Enrolled biometrics are run through the appropriate algorithm, generating a biometric template – a unique series of ones and zeros that represent each user. This template is stored in the cloud, and is what is used to authenticate the user. No PII is stored with the template – Active Directory acts as the record keeper, the same as it would if you used a username and password.
Instead, with Imageware Authenticate, access is gated with biometric authentication. Users can’t be compromised through phishing attempts, as access can only be granted when they authenticate through Authenticate.
Users can complete the enrollment process in as little as 10 minutes, and be ready to use their machines or business systems immediately after completing enrollment.
Authenticate your users no matter where they are.
When a user attempts to access a machine, system, or software which has permissions managed by Active Directory, they identify themselves to the system with their username – most commonly, their email address.
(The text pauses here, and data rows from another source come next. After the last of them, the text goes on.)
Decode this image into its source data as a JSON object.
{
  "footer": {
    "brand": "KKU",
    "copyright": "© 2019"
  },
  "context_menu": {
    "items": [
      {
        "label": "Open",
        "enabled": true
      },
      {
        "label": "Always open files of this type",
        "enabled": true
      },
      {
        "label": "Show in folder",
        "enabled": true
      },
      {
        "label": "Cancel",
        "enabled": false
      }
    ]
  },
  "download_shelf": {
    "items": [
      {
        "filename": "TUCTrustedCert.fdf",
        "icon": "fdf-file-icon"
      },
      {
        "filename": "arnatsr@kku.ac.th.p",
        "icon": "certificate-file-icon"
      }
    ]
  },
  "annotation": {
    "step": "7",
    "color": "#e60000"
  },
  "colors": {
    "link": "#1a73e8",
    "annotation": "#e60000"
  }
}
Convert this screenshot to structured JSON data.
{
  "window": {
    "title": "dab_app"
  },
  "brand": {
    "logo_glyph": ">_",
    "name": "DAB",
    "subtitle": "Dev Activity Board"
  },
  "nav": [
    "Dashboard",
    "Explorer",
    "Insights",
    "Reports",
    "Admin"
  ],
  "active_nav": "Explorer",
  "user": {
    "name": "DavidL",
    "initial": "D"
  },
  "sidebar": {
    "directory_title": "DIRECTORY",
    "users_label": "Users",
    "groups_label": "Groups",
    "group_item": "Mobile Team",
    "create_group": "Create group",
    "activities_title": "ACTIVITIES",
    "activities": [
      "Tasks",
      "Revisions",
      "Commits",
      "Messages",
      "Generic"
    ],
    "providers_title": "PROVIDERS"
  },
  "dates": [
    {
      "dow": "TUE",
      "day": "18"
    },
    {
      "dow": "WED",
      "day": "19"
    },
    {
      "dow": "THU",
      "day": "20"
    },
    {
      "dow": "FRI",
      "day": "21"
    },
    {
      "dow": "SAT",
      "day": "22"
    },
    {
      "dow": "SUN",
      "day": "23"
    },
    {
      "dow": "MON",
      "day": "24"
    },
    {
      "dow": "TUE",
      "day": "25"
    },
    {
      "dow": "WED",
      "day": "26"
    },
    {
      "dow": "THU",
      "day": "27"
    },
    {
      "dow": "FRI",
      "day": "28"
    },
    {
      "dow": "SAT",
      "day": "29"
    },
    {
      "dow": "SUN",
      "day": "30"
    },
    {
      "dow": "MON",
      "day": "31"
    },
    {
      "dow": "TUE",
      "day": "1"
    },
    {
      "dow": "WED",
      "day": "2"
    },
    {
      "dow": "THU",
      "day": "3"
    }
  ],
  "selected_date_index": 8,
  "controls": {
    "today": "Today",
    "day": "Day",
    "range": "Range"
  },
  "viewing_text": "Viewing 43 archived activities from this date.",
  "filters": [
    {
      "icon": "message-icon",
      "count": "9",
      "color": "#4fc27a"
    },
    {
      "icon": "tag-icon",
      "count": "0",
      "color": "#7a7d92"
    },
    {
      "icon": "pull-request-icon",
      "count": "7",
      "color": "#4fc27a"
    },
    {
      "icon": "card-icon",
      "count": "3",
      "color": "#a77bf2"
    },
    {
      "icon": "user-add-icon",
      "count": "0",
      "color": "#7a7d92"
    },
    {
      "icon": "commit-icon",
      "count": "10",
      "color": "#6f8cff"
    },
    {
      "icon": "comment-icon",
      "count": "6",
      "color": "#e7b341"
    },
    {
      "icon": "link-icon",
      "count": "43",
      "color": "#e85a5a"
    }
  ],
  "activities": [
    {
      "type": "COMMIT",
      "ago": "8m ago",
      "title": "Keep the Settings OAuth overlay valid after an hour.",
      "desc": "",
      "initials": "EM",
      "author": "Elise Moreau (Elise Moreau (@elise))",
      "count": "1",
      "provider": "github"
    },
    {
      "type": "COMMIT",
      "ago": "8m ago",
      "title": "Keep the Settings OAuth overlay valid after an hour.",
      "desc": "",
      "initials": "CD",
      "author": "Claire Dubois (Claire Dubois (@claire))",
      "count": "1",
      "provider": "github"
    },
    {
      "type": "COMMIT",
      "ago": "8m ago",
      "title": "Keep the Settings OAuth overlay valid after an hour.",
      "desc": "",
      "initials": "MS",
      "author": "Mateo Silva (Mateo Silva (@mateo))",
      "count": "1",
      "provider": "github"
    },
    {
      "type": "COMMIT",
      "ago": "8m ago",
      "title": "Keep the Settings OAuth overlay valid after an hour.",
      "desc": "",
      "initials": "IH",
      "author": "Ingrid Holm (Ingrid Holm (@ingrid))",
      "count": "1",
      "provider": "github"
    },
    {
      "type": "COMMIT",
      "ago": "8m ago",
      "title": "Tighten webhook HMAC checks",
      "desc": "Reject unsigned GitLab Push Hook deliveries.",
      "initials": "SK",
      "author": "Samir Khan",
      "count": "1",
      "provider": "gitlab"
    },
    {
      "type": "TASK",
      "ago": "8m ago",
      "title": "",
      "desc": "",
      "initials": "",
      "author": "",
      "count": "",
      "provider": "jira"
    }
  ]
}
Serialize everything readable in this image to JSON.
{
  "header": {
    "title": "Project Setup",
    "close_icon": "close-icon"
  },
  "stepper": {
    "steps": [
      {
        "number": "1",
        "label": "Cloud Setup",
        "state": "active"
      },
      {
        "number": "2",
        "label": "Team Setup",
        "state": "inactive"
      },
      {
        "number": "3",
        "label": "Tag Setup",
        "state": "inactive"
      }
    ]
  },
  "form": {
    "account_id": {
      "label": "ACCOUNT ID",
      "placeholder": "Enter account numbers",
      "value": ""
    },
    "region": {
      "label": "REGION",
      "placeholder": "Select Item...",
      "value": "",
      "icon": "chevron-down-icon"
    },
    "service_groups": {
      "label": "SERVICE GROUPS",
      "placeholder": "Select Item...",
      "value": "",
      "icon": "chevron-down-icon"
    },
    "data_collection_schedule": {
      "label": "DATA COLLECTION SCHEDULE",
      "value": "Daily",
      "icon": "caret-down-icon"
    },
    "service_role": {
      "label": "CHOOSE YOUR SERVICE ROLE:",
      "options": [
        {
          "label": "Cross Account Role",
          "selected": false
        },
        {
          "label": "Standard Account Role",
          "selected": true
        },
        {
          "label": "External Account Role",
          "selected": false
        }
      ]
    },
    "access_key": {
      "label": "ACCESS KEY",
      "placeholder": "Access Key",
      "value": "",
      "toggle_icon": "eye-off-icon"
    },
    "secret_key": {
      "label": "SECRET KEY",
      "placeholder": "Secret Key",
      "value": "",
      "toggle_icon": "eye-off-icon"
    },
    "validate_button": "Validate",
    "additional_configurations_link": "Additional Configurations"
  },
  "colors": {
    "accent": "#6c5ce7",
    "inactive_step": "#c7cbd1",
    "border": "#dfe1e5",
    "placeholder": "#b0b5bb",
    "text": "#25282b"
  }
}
This request is sent to Imageware Authenticate’s servers, which prompt the user to submit a new biometric scan. This can be face, palm, voice, or fingerprint, depending on the security policies in place around what the user is trying to access. The user submits the biometric data, and Authenticate sends it to the edge of the cloud. There, the Biometric Engine runs the captured biometric data through the same algorithm used at enrollment. The engine tries to match the captured data to the enrolled template in the database. If the match is within the parameters defined by the security team, user is granted access. Without a match, they’re rejected.
For situations that require high levels of security, such as large transfers of money, high level admin access, or guarding patient data, multiple biometric modalities can be used to generate a fused score. This capability for biometric fusion is unique to Imageware Authenticate – as studied by NIST, the fused score from multiple modalities is exponentially more accurate than any single modality on its own.